A Gene and Neural Stem Cell Therapy Platform Based on Neuronal Cell Type-Inducible Gene Overexpression.
10.3349/ymj.2015.56.4.1036
- Author:
Jinsoo OH
1
;
Youngsang YOU
;
Yeomin YUN
;
Hye Lan LEE
;
Do Heum YOON
;
Minhyung LEE
;
Yoon HA
Author Information
1. Department of Neurosurgery, Spine & Spinal Cord Institute and Brain Korea 21 PLUS Project for Medical Science, Yonsei University College of Medicine, Seoul, Korea. hayoon@yuhs.ac
- Publication Type:Original Article ; Research Support, Non-U.S. Gov't
- Keywords:
Neuronal cell type-inducible transgene expression;
neural stem cells;
combined treatment strategy;
spinal cord injury
- MeSH:
Cell Differentiation/genetics/physiology;
*Gene Expression;
Gene Regulatory Networks;
*Genetic Therapy;
Humans;
Luciferases/genetics/*metabolism;
*Neural Stem Cells;
Neurons/metabolism;
Phosphopyruvate Hydratase/metabolism;
Promoter Regions, Genetic;
Spinal Cord Injuries/*therapy;
Stem Cells/*metabolism
- From:Yonsei Medical Journal
2015;56(4):1036-1043
- CountryRepublic of Korea
- Language:English
-
Abstract:
PURPOSE: Spinal cord injury (SCI) is associated with permanent neurological damage, and treatment thereof with a single modality often does not provide sufficient therapeutic outcomes.
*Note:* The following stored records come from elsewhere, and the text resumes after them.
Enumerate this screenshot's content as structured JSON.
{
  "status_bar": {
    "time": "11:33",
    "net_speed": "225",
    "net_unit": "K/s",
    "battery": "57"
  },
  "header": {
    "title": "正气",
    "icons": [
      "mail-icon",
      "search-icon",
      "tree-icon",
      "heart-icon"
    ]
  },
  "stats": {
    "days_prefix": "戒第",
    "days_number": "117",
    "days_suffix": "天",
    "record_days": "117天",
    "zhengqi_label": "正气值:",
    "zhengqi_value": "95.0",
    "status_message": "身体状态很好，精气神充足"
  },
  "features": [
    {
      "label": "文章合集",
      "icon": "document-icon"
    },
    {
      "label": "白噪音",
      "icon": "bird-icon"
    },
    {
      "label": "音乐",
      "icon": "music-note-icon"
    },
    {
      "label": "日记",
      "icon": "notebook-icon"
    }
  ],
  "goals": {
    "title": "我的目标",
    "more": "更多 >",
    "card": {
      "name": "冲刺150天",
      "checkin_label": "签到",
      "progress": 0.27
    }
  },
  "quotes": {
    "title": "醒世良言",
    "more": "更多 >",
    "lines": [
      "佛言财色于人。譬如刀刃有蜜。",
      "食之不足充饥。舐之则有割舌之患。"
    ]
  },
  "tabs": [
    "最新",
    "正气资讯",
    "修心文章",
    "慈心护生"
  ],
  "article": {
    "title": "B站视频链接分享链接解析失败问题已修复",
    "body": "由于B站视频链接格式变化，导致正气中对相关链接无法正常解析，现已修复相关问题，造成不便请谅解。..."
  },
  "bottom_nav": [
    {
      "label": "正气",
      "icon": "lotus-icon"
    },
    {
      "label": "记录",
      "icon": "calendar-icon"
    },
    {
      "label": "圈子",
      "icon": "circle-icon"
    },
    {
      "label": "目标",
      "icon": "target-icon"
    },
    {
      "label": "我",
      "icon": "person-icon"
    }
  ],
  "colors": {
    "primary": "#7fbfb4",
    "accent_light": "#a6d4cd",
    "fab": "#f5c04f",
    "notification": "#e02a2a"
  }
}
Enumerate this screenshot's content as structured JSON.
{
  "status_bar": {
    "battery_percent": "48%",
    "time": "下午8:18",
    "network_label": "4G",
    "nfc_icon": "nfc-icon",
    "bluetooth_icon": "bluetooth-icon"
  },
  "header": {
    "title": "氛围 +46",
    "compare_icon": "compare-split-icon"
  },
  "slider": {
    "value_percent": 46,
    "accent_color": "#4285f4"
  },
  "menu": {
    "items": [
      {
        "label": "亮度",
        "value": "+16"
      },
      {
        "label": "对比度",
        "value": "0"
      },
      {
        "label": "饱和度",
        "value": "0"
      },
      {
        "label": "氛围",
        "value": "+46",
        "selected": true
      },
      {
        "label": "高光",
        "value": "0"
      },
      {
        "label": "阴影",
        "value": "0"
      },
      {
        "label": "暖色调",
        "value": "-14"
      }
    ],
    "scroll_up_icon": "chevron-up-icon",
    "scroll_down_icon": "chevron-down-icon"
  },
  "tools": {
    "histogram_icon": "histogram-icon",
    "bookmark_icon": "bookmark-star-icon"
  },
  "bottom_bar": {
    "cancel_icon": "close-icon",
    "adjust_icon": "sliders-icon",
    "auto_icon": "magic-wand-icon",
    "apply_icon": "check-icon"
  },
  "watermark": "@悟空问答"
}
Therefore, a strategy that combines two or more techniques might show better therapeutic effects. MATERIALS AND METHODS: In this study, we designed a combined treatment strategy based on neural stem cells (NSCs) introduced via a neuronal cell type-inducible transgene expression system (NSE::) controlled by a neuron-specific enolase (NSE) promoter to maximize therapeutic efficiency and neuronal differentiation. The luciferase gene was chosen to confirm whether this combined system was working properly prior to using a therapeutic gene. The luciferase expression levels of NSCs introduced via the neuronal cell type-inducible luciferase expression system (NSE::Luci) or via a general luciferase expressing system (SV::Luci) were measured and compared in vitro and in vivo. RESULTS: NSCs introduced via the neuronal cell type-inducible luciferase expressing system (NSE::Luci-NSCs) showed a high level of luciferase expression, compared to NSCs introduced via a general luciferase expressing system (SV::Luci-NSCs). Interestingly, the luciferase expression level of NSE::Luci-NSCs increased greatly after differentiation into neurons. CONCLUSION: We demonstrated that a neuronal cell type-inducible gene expression system is suitable for introducing NSCs in combined treatment strategies. We suggest that the proposed strategy may be a promising tool for the treatment of neurodegenerative disorders, including SCI.